Achievements and titles
- World finals: (2023)

Medal record
Men's freestyle wrestling
Representing Individual Neutral Athletes
World Championships
| Bronze medal – third place | 2023 Belgrade | 82 kg |
U23 World Championships
| Gold medal – first place | 2024 Tirana | 87 kg |
U23 European Championships
| Gold medal – first place | 2024 Baku | 87 kg |

= Aues Gonibov =

Russian Greco-Roman wrestler (born 2001)

Aues Muaedovich Gonibov (Ауэс Муаедович Гонибов; born 3 March 2001) is a Russian Greco-Roman wrestler of Circassian heritage, who competes at 82 kilograms. He is the 2023 world bronze medalist and 2023 Russian national champion.

== Sport career ==
In 2017, he claimed his first Russian silver medal and European title as cadet wrestler at the U17 European championships. In 2018, he won the silver medal at the cadet Russian championships and earned the bronze medal at the cadet European championships, held in North Macedonia. In 2019, he became runner-up at the
junior Russian championships and the 2019 World Junior Championships held in Tallinn, Estonia. At the 2020 junior Russian nationals, he came in the first place. In 2021 he competed at the Dumitru Pirvulescu & Vasile Iorga international and earned the silver medal. Twice came in first at the U23 Russian nationals in 2021 and 2022. In 2022, at the senior Russian nationals, he won his first senior bronze medal. In 2023, he came first at the senior Russian championships, where he over Rafael Iunusov of Ulyanovsk Oblast in the final match and made the world team. On September 22, 2023, he competed at the World Championships and lost to Rafig Huseynov of Azerbaijan in quarterfinals, then Huseynov advanced further into the final match and Gonibov offered shot for the bronze medal where he beat world and European champion Burhan Akbudak of Turkey and took his first world bronze medal as an independent neutral athlete. In April 2024, he won the U23 Russian championships. In May 2024, he came first at the U23 European Championships in the men's Greco-Roman 87 kg event.

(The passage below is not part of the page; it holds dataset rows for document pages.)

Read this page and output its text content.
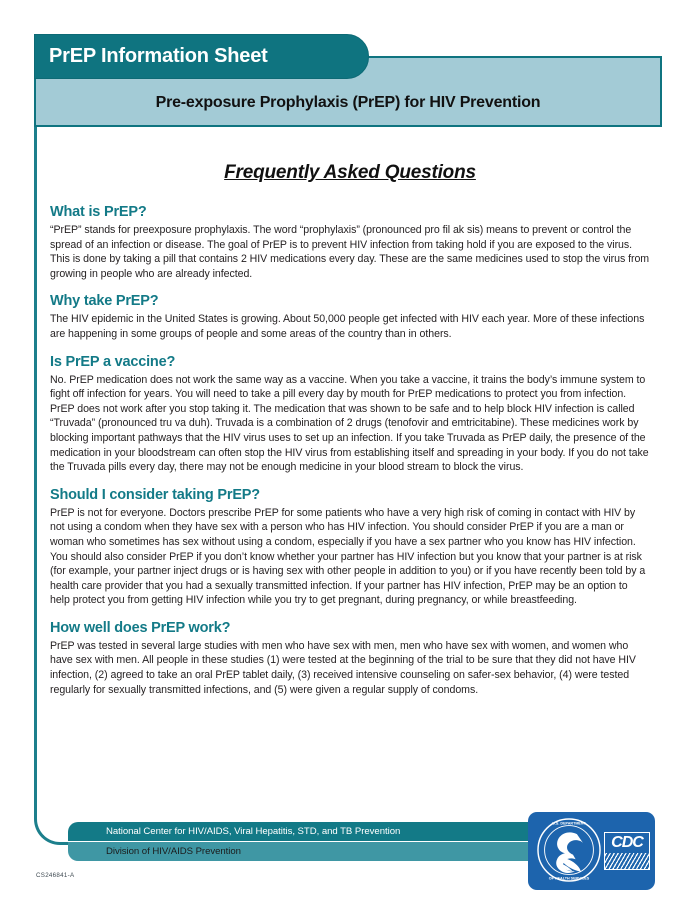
Pre-exposure Prophylaxis (PrEP) for HIV Prevention
PrEP Information Sheet
Frequently Asked Questions
What is PrEP?

“PrEP” stands for preexposure prophylaxis. The word “prophylaxis” (pronounced pro fil ak sis) means to prevent or control the spread of an infection or disease. The goal of PrEP is to prevent HIV infection from taking hold if you are exposed to the virus. This is done by taking a pill that contains 2 HIV medications every day. These are the same medicines used to stop the virus from growing in people who are already infected.

Why take PrEP?

The HIV epidemic in the United States is growing. About 50,000 people get infected with HIV each year. More of these infections are happening in some groups of people and some areas of the country than in others.

Is PrEP a vaccine?

No. PrEP medication does not work the same way as a vaccine. When you take a vaccine, it trains the body’s immune system to fight off infection for years. You will need to take a pill every day by mouth for PrEP medications to protect you from infection. PrEP does not work after you stop taking it. The medication that was shown to be safe and to help block HIV infection is called “Truvada” (pronounced tru va duh). Truvada is a combination of 2 drugs (tenofovir and emtricitabine). These medicines work by blocking important pathways that the HIV virus uses to set up an infection. If you take Truvada as PrEP daily, the presence of the medication in your bloodstream can often stop the HIV virus from establishing itself and spreading in your body. If you do not take the Truvada pills every day, there may not be enough medicine in your blood stream to block the virus.

Should I consider taking PrEP?

PrEP is not for everyone. Doctors prescribe PrEP for some patients who have a very high risk of coming in contact with HIV by not using a condom when they have sex with a person who has HIV infection. You should consider PrEP if you are a man or woman who sometimes has sex without using a condom, especially if you have a sex partner who you know has HIV infection. You should also consider PrEP if you don’t know whether your partner has HIV infection but you know that your partner is at risk (for example, your partner inject drugs or is having sex with other people in addition to you) or if you have recently been told by a health care provider that you had a sexually transmitted infection. If your partner has HIV infection, PrEP may be an option to help protect you from getting HIV infection while you try to get pregnant, during pregnancy, or while breastfeeding.

How well does PrEP work?

PrEP was tested in several large studies with men who have sex with men, men who have sex with women, and women who have sex with men. All people in these studies (1) were tested at the beginning of the trial to be sure that they did not have HIV infection, (2) agreed to take an oral PrEP tablet daily, (3) received intensive counseling on safer-sex behavior, (4) were tested regularly for sexually transmitted infections, and (5) were given a regular supply of condoms.

National Center for HIV/AIDS, Viral Hepatitis, STD, and TB Prevention
Division of HIV/AIDS Prevention
CS246841-A
U.S. DEPARTMENT
OF HEALTH SERVICES
CDC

== Wrestling achievements ==
- 2017 Cadet European championships — 1st.
- 2018 Cadet Russian championships — 2nd.
- 2018 Cadet European championships — 3rd.
- 2019 Junior Russian championships — 2nd.
- 2019 World Junior Championships — 2nd.
- 2020 Junior Russian championships — 1st.
- 2021, 2022 U23 Russian nationals — 2nd.
- 2022, 2024 Senior Russian Championships — 3rd.
- 2023 Senior Russian Championships — 1st.
- 2023 World Championships — 3rd.
- 2021, 2023 CIS Games — 1st.
- 2024 U23 Russian nationals — 1st.
- 2024 U23 European championships — 1st.